Forty-six of the individuals were considered non-demented, whereas twelve were diagnosed with dementia, either at baseline (n = 4) or during follow-up (n = 8). When comparing subjects with and without dementia, there were no differences in the degree of atrophy, although the mini mental state examination (MMSE) scoring correlated weakly with the degree of medial temporal atrophy (MTA) (p = 0.04). Moreover, the CSF biomarker levels did not differ significantly between healthy (n = 27) and demented (n = 8) subjects (median values 715 vs 472 pg/ml for Aβ42, 414 vs 427 pg/ml for t-tau and 63 vs 60 pg/ml for p-tau).
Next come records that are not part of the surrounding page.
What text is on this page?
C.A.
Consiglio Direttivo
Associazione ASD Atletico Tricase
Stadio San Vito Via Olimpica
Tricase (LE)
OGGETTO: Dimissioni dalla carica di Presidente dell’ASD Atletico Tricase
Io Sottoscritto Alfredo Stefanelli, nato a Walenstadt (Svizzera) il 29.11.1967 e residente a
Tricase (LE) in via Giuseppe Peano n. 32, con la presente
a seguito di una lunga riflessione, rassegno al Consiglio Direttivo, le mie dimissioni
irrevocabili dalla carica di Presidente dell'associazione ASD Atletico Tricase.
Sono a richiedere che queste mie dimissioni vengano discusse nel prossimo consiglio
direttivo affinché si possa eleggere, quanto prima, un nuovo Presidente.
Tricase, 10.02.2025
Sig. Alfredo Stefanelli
Similarly, there were no differences in the biomarker levels between individuals with mild (n = 24) and severe (n = 11) MTA (median values 643 vs 715 pg/ml for Aβ42, 441 vs 401 pg/ml for t-tau and 64 vs 53 pg/ml for p-tau). Finally, the neuropathological changes did not correlate with any of the other measures.
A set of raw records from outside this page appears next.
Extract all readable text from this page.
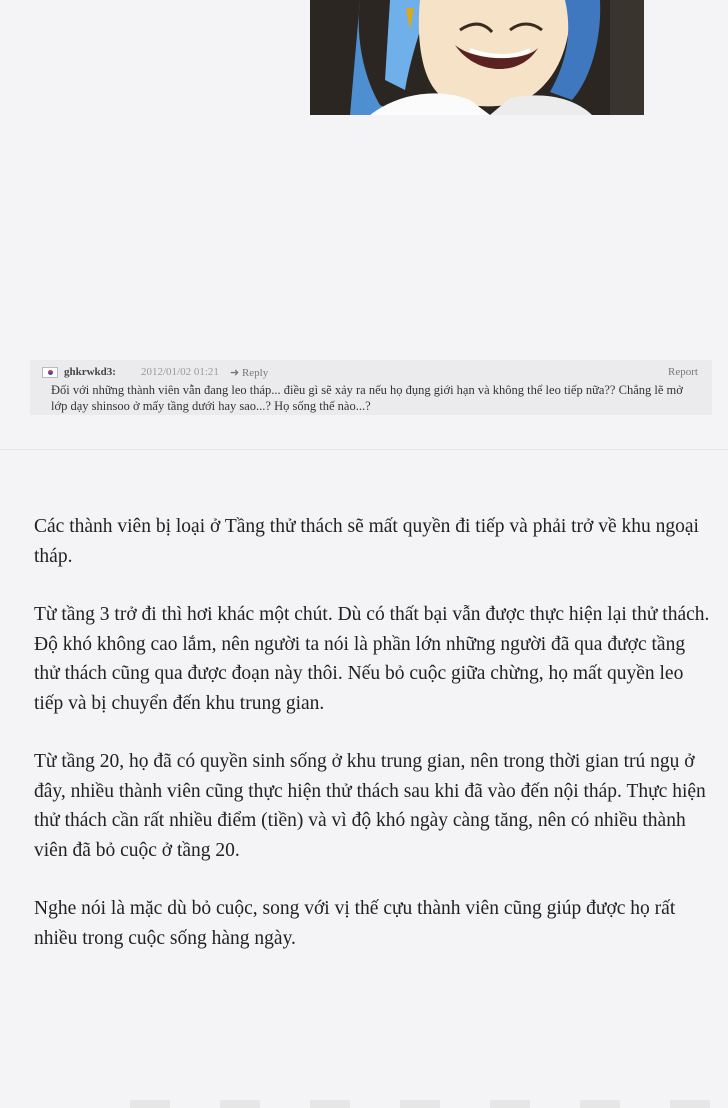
ghkrwkd3: 2012/01/02 01:21 ➜ Reply	Report
Đối với những thành viên vẫn đang leo tháp... điều gì sẽ xảy ra nếu họ đụng giới hạn và không thể leo tiếp nữa?? Chẳng lẽ mở lớp dạy shinsoo ở mấy tầng dưới hay sao...? Họ sống thế nào...?

Các thành viên bị loại ở Tầng thử thách sẽ mất quyền đi tiếp và phải trở về khu ngoại tháp.

Từ tầng 3 trở đi thì hơi khác một chút. Dù có thất bại vẫn được thực hiện lại thử thách. Độ khó không cao lắm, nên người ta nói là phần lớn những người đã qua được tầng thử thách cũng qua được đoạn này thôi. Nếu bỏ cuộc giữa chừng, họ mất quyền leo tiếp và bị chuyển đến khu trung gian.

Từ tầng 20, họ đã có quyền sinh sống ở khu trung gian, nên trong thời gian trú ngụ ở đây, nhiều thành viên cũng thực hiện thử thách sau khi đã vào đến nội tháp. Thực hiện thử thách cần rất nhiều điểm (tiền) và vì độ khó ngày càng tăng, nên có nhiều thành viên đã bỏ cuộc ở tầng 20.

Nghe nói là mặc dù bỏ cuộc, song với vị thế cựu thành viên cũng giúp được họ rất nhiều trong cuộc sống hàng ngày.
In this cohort of aged men only a weak correlation could be seen between cognitive performance and MTA, whereas the various neuroradiological, biochemical and neuropathological measures did not correlate with each other. Thus, AD biomarkers seem to be less informative in subjects of an advanced age.
阿尔茨海默病(AD)大脑表现出萎缩,伴有淀粉样蛋白-β(Aβ)和tau 沉积,而脑脊液(CSF)中则测量到 Aβ42 减少和 tau 增加。本研究的目的是在一个年龄较大的男性队列中,将认知表现与脑萎缩程度、CSF 生物标志物水平和神经病理学相关联。
58 名 86-92 岁的乌普萨拉男性纵向研究(ULSAM)队列成员接受了认知测试、脑计算机断层扫描和腰椎穿刺。采用已建立的量表对萎缩程度进行分级。通过 ELISA 测量 CSF Aβ42、t-tau 和 p-tau 的浓度。13 个大脑进行了尸检检查。
46 名个体被认为没有痴呆,而 12 名被诊断为痴呆,其中 4 名在基线时被诊断,8 名在随访期间被诊断。当比较有和没有痴呆的受试者时,萎缩程度没有差异,尽管简易精神状态检查(MMSE)评分与内侧颞叶萎缩(MTA)的程度弱相关(p=0.04)。此外,健康受试者(n=27)和痴呆受试者(n=8)之间的 CSF 生物标志物水平没有显著差异(中位数值分别为 Aβ42 的 715 与 472 pg/ml、t-tau 的 414 与 427 pg/ml 和 p-tau 的 63 与 60 pg/ml)。同样,MTA 轻度(n=24)和重度(n=11)个体之间的生物标志物水平也没有差异(中位数值分别为 Aβ42 的 643 与 715 pg/ml、t-tau 的 441 与 401 pg/ml 和 p-tau 的 64 与 53 pg/ml)。最后,神经病理学变化与其他任何测量值均无相关性。
在这个年龄较大的男性队列中,认知表现与 MTA 之间仅能看到微弱的相关性,而各种神经影像学、生物化学和神经病理学测量值之间彼此不相关。因此,AD 生物标志物在年龄较大的受试者中似乎信息量较少。